I left campus filled with jealousy and longing for affection from the Lord, and tired of trying to find it in the world, in boys’ attention, and in things that wouldn’t satisfy, and desirous for meaningful and vulnerable conversation with sisters in Christ.
I arrived and plugged in my headphones to listen to the song, “Delight in You.” Music flooded my ears and the precious reminder that there is nothing I have to do to win God’s love, and that is a truly beautiful thing.
A few minutes later, I recognized a familiar face. I had met her at the Well, noticed her Delight sticker, and walked over to introduce myself. Praise the Lord for making me brave enough to do such things that I could never do on my own. Alongside her were two new faces, and a big, dog. Unfortunately, I am allergic to dogs, but I try to never let that stop me from wonderful things like Delight.
We went into the auditorium. Everything was so very new to me. New faces slowly started to come in. From the beginning, I was excited about sharing my heart, and talked about the tattoo that I hope to get (chara, meaning the joy that comes from the grace of the Lord), and my love for special education, and began to open my heart to these new faces, yet already beloved sisters in Christ.

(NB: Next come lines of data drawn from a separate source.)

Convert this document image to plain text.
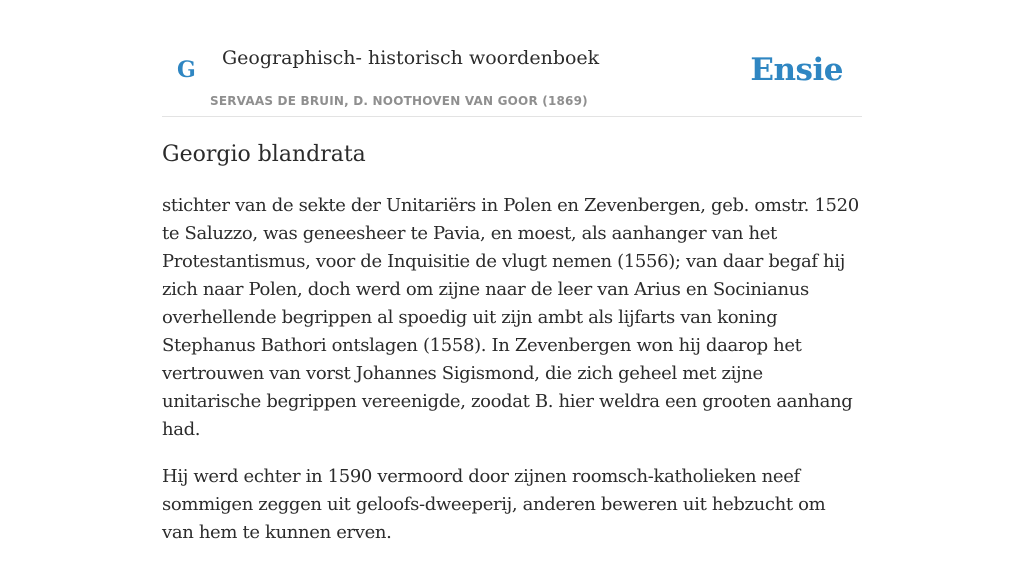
G Geographisch- historisch woordenboek
SERVAAS DE BRUIN, D. NOOTHOVEN VAN GOOR (1869)
Ensie
Georgio blandrata

stichter van de sekte der Unitariërs in Polen en Zevenbergen, geb. omstr. 1520 te Saluzzo, was geneesheer te Pavia, en moest, als aanhanger van het Protestantismus, voor de Inquisitie de vlugt nemen (1556); van daar begaf hij zich naar Polen, doch werd om zijne naar de leer van Arius en Socinianus overhellende begrippen al spoedig uit zijn ambt als lijfarts van koning Stephanus Bathori ontslagen (1558). In Zevenbergen won hij daarop het vertrouwen van vorst Johannes Sigismond, die zich geheel met zijne unitarische begrippen vereenigde, zoodat B. hier weldra een grooten aanhang had.

Hij werd echter in 1590 vermoord door zijnen roomsch-katholieken neef sommigen zeggen uit geloofs-dweeperij, anderen beweren uit hebzucht om van hem te kunnen erven.
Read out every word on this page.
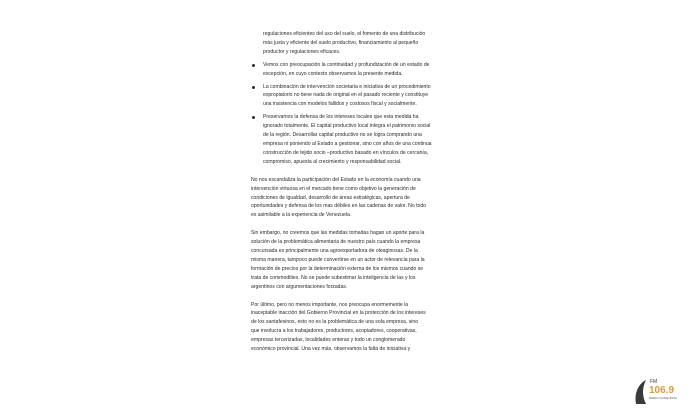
regulaciones eficientes del uso del suelo, el fomento de una distribución
más justa y eficiente del suelo productivo, financiamiento al pequeño
productor y regulaciones eficaces.
Vemos con preocupación la continuidad y profundización de un estado de
excepción, en cuyo contexto observamos la presente medida.
La combinación de intervención societaria e iniciativa de un procedimiento
expropiatorio no tiene nada de original en el pasado reciente y constituye
una insistencia con modelos fallidos y costosos fiscal y socialmente.
Preservamos la defensa de los intereses locales que esta medida ha
ignorado totalmente. El capital productivo local integra el patrimonio social
de la región. Desarrollar capital productivo no se logra comprando una
empresa ni poniendo al Estado a gestionar, sino con años de una continua
construcción de tejido socio –productivo basado en vínculos de cercanía,
compromiso, apuesta al crecimiento y responsabilidad social.
No nos escandaliza la participación del Estado en la economía cuando una
intervención virtuosa en el mercado tiene como objetivo la generación de
condiciones de igualdad, desarrollo de áreas estratégicas, apertura de
oportunidades y defensa de los mas débiles en las cadenas de valor. No todo
es asimilable a la experiencia de Venezuela.
Sin embargo, no creemos que las medidas tomadas hagan un aporte para la
solución de la problemática alimentaria de nuestro país cuando la empresa
concursada es principalmente una agroexportadora de oleaginosas. De la
misma manera, tampoco puede convertirse en un actor de relevancia para la
formación de precios por la determinación externa de los mismos cuando se
trata de commodities. No se puede subestimar la inteligencia de las y los
argentinos con argumentaciones forzadas.
Por último, pero no menos importante, nos preocupa enormemente la
inaceptable inacción del Gobierno Provincial en la protección de los intereses
de los santafesinos, esto no es la problemática de una sola empresa, sino
que involucra a los trabajadores, productores, acopiadores, cooperativas,
empresas tercerizadas, localidades enteras y todo un conglomerado
económico provincial. Una vez más, observamos la falta de iniciativa y
FM
106.9
RADIO CONQUISTA
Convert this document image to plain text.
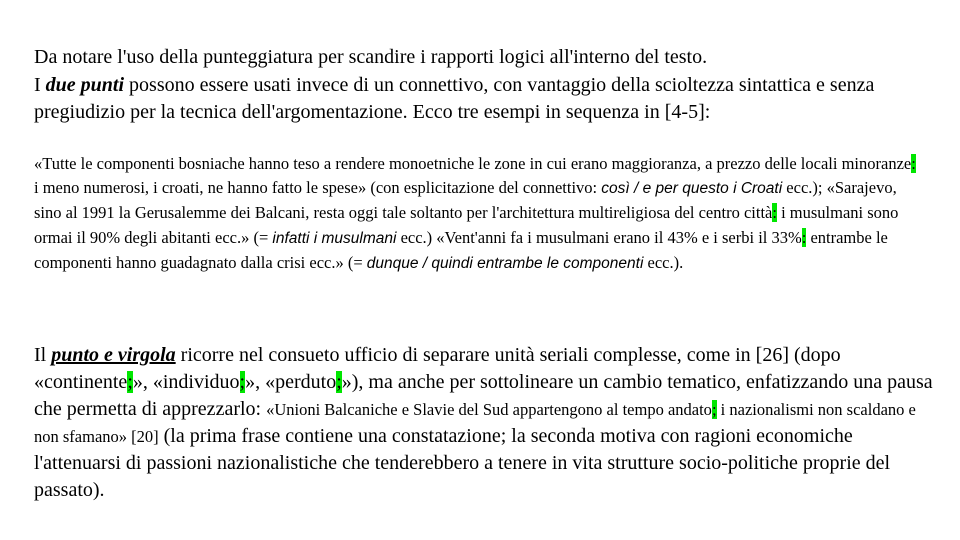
Da notare l'uso della punteggiatura per scandire i rapporti logici all'interno del testo.
I due punti possono essere usati invece di un connettivo, con vantaggio della scioltezza sintattica e senza pregiudizio per la tecnica dell'argomentazione. Ecco tre esempi in sequenza in [4-5]:

«Tutte le componenti bosniache hanno teso a rendere monoetniche le zone in cui erano maggioranza, a prezzo delle locali minoranze: i meno numerosi, i croati, ne hanno fatto le spese» (con esplicitazione del connettivo: così / e per questo i Croati ecc.); «Sarajevo, sino al 1991 la Gerusalemme dei Balcani, resta oggi tale soltanto per l'architettura multireligiosa del centro città: i musulmani sono ormai il 90% degli abitanti ecc.» (= infatti i musulmani ecc.) «Vent'anni fa i musulmani erano il 43% e i serbi il 33%: entrambe le componenti hanno guadagnato dalla crisi ecc.» (= dunque / quindi entrambe le componenti ecc.).

Il punto e virgola ricorre nel consueto ufficio di separare unità seriali complesse, come in [26] (dopo «continente;», «individuo;», «perduto;»), ma anche per sottolineare un cambio tematico, enfatizzando una pausa che permetta di apprezzarlo: «Unioni Balcaniche e Slavie del Sud appartengono al tempo andato; i nazionalismi non scaldano e non sfamano» [20] (la prima frase contiene una constatazione; la seconda motiva con ragioni economiche l'attenuarsi di passioni nazionalistiche che tenderebbero a tenere in vita strutture socio-politiche proprie del passato).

Soon, we gathered around in a circle to pray and begin the devotion. I found myself so enthusiastic and excited to share my heart, talking about things like my anxiety, depression, and jealousy with these people I had just met. The Lord has truly made me so courageous in that, and I am so grateful for the quickness and eagerness He filled me with to be vulnerable amongst these friends who I delight in calling my sisters in Christ.
What a joyous night of new friendships, sisterhood, and daring adventure of stepping into the light because the beauty of the body of Christ is that there is an instant bond between believers that allows us to be vulnerable and share our hearts knowing that Jesus is there and present and good. It has been such a delightful night.